I've removed the CSS Stylesheets in my RSS feed until further notice. I'll let the discussions play out and will wait for the tool builders to decide what is best before I start pushing on this.

Thanks for all of the interesting feedback everyone.

15 Comments

Is creating a separate feed that has the stylesheets in it a possibility? I loved how it looked in NetNewsWire. Much better than run of the mill RSS feeds.

Thanks, Joi!

I loved how your feed looked, but it's nice to have the rest of my aggregator looking normal again.

with-CSS and without-CSS might make sense. What's another feed at this point?

Thanks, Joi. Personally, I prefer this way, simple, I use FeedDemon and don't like wasting bandwidth ;) But I've nothing against keeping a separate feed with CSS for those who like it.

Victory is mine! ;)

My main problem is that my database and the structure of my blog is unweidly and every new feed increases the rebuild time which slows down comment posting and other things. That's the gating factor for this issue. It really would be great if the standards allowed a user to decide what to get. Full/summary/CSS and allow me to produce just one feed with options.

PS : This doesn't mean I believe in dynamically served blogs for high volume blogs. Building static html is the right way to go. I just need to figure out this rebuild issue...
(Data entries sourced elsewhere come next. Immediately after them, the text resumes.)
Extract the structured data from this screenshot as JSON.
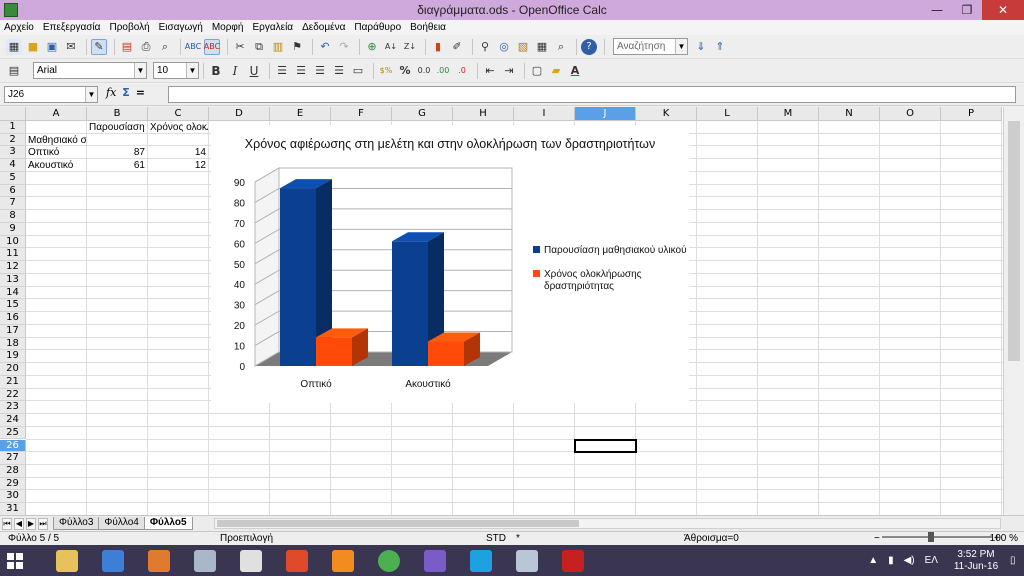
{
  "window": {
    "title": "διαγράμματα.ods - OpenOffice Calc"
  },
  "menu": [
    "Αρχείο",
    "Επεξεργασία",
    "Προβολή",
    "Εισαγωγή",
    "Μορφή",
    "Εργαλεία",
    "Δεδομένα",
    "Παράθυρο",
    "Βοήθεια"
  ],
  "toolbar": {
    "search_value": "Αναζήτηση",
    "font_name": "Arial",
    "font_size": "10",
    "bold": "B",
    "italic": "I",
    "underline": "U",
    "percent": "%",
    "currency": "$%"
  },
  "formula": {
    "name_box": "J26",
    "fx": "fx",
    "sum": "Σ",
    "equals": "=",
    "content": ""
  },
  "grid": {
    "columns": [
      "A",
      "B",
      "C",
      "D",
      "E",
      "F",
      "G",
      "H",
      "I",
      "J",
      "K",
      "L",
      "M",
      "N",
      "O",
      "P"
    ],
    "rows": [
      "1",
      "2",
      "3",
      "4",
      "5",
      "6",
      "7",
      "8",
      "9",
      "10",
      "11",
      "12",
      "13",
      "14",
      "15",
      "16",
      "17",
      "18",
      "19",
      "20",
      "21",
      "22",
      "23",
      "24",
      "25",
      "26",
      "27",
      "28",
      "29",
      "30",
      "31"
    ],
    "active_column": "J",
    "active_row": "26",
    "cells": {
      "B1": "Παρουσίαση μαθησιακού υλικού",
      "C1": "Χρόνος ολοκλήρωσης δραστηριότητας",
      "A2": "Μαθησιακό στιλ",
      "A3": "Οπτικό",
      "B3": "87",
      "C3": "14",
      "A4": "Ακουστικό",
      "B4": "61",
      "C4": "12"
    }
  },
  "chart_data": {
    "type": "bar",
    "title": "Χρόνος αφιέρωσης στη μελέτη και στην ολοκλήρωση των δραστηριοτήτων",
    "categories": [
      "Οπτικό",
      "Ακουστικό"
    ],
    "series": [
      {
        "name": "Παρουσίαση μαθησιακού υλικού",
        "values": [
          87,
          61
        ],
        "color": "#0b3f8f"
      },
      {
        "name": "Χρόνος ολοκλήρωσης δραστηριότητας",
        "values": [
          14,
          12
        ],
        "color": "#ff4a0a"
      }
    ],
    "yticks": [
      "0",
      "10",
      "20",
      "30",
      "40",
      "50",
      "60",
      "70",
      "80",
      "90"
    ],
    "ylim": [
      0,
      90
    ],
    "grid": true,
    "legend": "right",
    "three_d": true,
    "legend_lines": [
      [
        "Παρουσίαση μαθησιακού υλικού"
      ],
      [
        "Χρόνος ολοκλήρωσης",
        "δραστηριότητας"
      ]
    ]
  },
  "sheets": {
    "tabs": [
      "Φύλλο3",
      "Φύλλο4",
      "Φύλλο5"
    ],
    "active": "Φύλλο5"
  },
  "status": {
    "sheet": "Φύλλο 5 / 5",
    "style": "Προεπιλογή",
    "mode": "STD",
    "star": "*",
    "sum": "Άθροισμα=0",
    "zoom": "100 %",
    "zoom_minus": "−",
    "zoom_plus": "+"
  },
  "taskbar": {
    "language": "ΕΛ",
    "time": "3:52 PM",
    "date": "11-Jun-16",
    "apps": [
      {
        "name": "file-explorer-icon",
        "color": "#e7c25a"
      },
      {
        "name": "scanner-icon",
        "color": "#3c7fd6"
      },
      {
        "name": "office-icon",
        "color": "#e07a2f"
      },
      {
        "name": "files-icon",
        "color": "#a9b7c8"
      },
      {
        "name": "pdf-tools-icon",
        "color": "#e0e0e0"
      },
      {
        "name": "ccleaner-icon",
        "color": "#e04a2a"
      },
      {
        "name": "avast-icon",
        "color": "#f28c1e"
      },
      {
        "name": "chrome-icon",
        "color": "#4caf50"
      },
      {
        "name": "viber-icon",
        "color": "#7b5cc7"
      },
      {
        "name": "skype-icon",
        "color": "#1ea1e0"
      },
      {
        "name": "openoffice-icon",
        "color": "#b8c6d6"
      },
      {
        "name": "acrobat-icon",
        "color": "#c62020"
      }
    ]
  }
}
Sorry about the cross-post

yeah!!!! :) I was getting worried. One of my crush for RSS... is the no imposed style on news.

Though I would say that.

1) The producer must not style the information
2) The consumer should have the possibility to style. For example, Shrook gives this possibility.

I'll publicly commit to writing RSS modules for this for RSS 1.0 and 2.0; it may take a while, and I would really appreciate a conversation with someone who's done this before, but it'll happen. Eventually.

I partly agree with karl.
I think it is a good thing for users to be able to choose to have each RSS formatted by its author or have CSS locally custamizable in their RSS readers to browse multiple blogs in a unified format.
So, I think publishers of RSS should not specify CSS and readers should be able to customize it.

Also, I'm curious why Joi thinks that building static html is better than dynamically served blogs.
Is this just due to the load of the server?

Joi, the best solution to the rebuild issue that I've found is to separate posts and various plug in intensive sidebar elements into separate templates and then combine them with PHP or something similar.

My rebuild times when from forever to very reasonable, felt great.

The key is separate elements that need to be dynamically rebuilt when new posts are made from ones that only need to be rebuilt occasionally or via cron jobs.

Best of all its really easy, I don't even really know how to use PHP. All you need is to be shown how an include works the rest is cake.

Yes, I think that it's easier for someone like me to figure out how to scale Apache than to figure out how to optimize a dynamic web page... but I'm a bit ignorant about this sort of stuff, but this is my personal experience working with wikis vs my blog...

Hmmm, missed the bit about not liking dynamically served blogs. Sorry. Still think it's the most elegant solution, and I'm sure if anyone would ever be able to tell the difference.

There certainly must be a way that the various sections of the site could be combined in Perl that would reduce the server pressure that a loaded up version of MT creates, but I'm not sure how well it would work with the current MT setup.

The key thing to speeding up rebuild times is setting it up so that MT doesn't need to rebuild things like sidebars, just to change the comment count on the front page from 5 to 6.

Yeah, I've optimized it a great deal. I've got lots of stuff split out and included and now we've got rebuilds that get triggered instead of having to wait, etc. Ado just installed that rebuild thing so trackbacks should get rebuilt now. Need to fiddle a bit more.

It's a long discussion, statics versus dynamic pages ;)
I think that blogs are better with static pages, even if rebuild very often. My own blog (MT with PHP) is rebuild every hour (mt-rebuild.pl works just fine), including several xml-feeds (like Ito's and BBC) and Technorati stuff. I'm happy with this solution. My Apache is not compromised.

Doe this mean these pages are really html and you do not use mod_rewrite to show them?